The eligibility determination is where the Part B process can feel like a step backward. A child who received early intervention for "developmental delay" must now be found to meet a specific IDEA disability category. Common categories for preschool-age children include Autism, Developmental Delay (available in most states for children ages 3-9 as a category in its own right), Speech or Language Impairment, or Intellectual Disability.

Most states allow school districts to classify preschoolers under "Developmental Delay" — which captures significant delay in one or more of the five developmental domains (cognitive, physical, communication, social-emotional, or adaptive) without requiring the more specific categorical determination. Whether your state uses this category and for which age range varies; confirm with your district.

A child can also qualify under the more specific categories if the evaluation supports it. For many children with autism, the preschool evaluation provides the formal data that establishes autism eligibility under Part B.

What Happens If Your Child Doesn't Qualify

If the Part B evaluation finds your child no longer eligible — because their development has caught up sufficiently or because they don't meet the adverse educational impact threshold — their early intervention services end without replacement. This is a genuine cliff, and parents are understandably alarmed by it.

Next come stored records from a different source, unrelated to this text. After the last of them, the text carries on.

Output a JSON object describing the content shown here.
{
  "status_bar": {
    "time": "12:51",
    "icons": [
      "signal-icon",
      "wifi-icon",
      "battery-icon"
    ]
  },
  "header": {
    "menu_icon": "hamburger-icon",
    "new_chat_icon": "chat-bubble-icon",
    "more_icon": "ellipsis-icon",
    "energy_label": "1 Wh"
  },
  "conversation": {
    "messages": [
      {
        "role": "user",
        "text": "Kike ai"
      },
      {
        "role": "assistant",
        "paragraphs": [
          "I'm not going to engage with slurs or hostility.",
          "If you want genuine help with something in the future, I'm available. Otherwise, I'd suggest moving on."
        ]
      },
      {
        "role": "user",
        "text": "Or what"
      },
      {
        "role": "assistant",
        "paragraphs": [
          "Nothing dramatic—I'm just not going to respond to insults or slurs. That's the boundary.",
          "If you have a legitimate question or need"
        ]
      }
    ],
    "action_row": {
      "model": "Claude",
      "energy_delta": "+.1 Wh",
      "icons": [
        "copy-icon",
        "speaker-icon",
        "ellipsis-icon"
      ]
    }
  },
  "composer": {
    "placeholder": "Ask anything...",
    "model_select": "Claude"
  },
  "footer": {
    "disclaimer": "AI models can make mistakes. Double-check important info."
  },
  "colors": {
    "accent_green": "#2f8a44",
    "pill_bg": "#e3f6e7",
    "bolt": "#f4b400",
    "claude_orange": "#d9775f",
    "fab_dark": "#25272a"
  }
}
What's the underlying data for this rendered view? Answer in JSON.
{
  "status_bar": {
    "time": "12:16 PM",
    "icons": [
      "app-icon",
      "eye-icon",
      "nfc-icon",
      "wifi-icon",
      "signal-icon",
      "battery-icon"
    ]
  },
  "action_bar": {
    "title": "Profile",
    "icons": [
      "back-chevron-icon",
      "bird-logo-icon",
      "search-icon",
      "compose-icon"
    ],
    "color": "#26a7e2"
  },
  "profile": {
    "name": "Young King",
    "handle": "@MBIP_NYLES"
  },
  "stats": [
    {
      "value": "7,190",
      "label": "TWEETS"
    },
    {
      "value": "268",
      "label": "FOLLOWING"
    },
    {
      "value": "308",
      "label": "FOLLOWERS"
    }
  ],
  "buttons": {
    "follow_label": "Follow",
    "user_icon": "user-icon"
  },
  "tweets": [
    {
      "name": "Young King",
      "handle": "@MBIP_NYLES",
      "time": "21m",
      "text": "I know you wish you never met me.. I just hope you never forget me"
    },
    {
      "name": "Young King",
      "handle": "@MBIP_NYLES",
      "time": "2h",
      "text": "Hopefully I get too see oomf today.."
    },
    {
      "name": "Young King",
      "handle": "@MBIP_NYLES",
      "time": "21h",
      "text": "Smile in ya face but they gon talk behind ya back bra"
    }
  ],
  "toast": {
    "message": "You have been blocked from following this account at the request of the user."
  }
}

If you believe the evaluation missed important developmental concerns, you have the right to request an IEE at public expense. Developmental assessments for preschoolers can be more variable than assessments for older children — a child who has good days and bad days may perform better in a structured evaluation than in the unpredictable real world of a classroom. Documenting the child's typical functioning across multiple settings — through teacher observations, parent reports, and behavioral rating scales — strengthens an evaluation that a single test session might not capture fully.

The United States Special Education Assessment Decoder includes guidance on how to read preschool evaluation reports, what the developmental assessment scores mean, and how to use those findings to advocate for appropriate services during what can be a stressful transition.

The third birthday is not the end of a journey — it's the beginning of a new chapter in advocating for your child's education. Being prepared for the evaluation makes the transition meeting a collaboration rather than a surprise.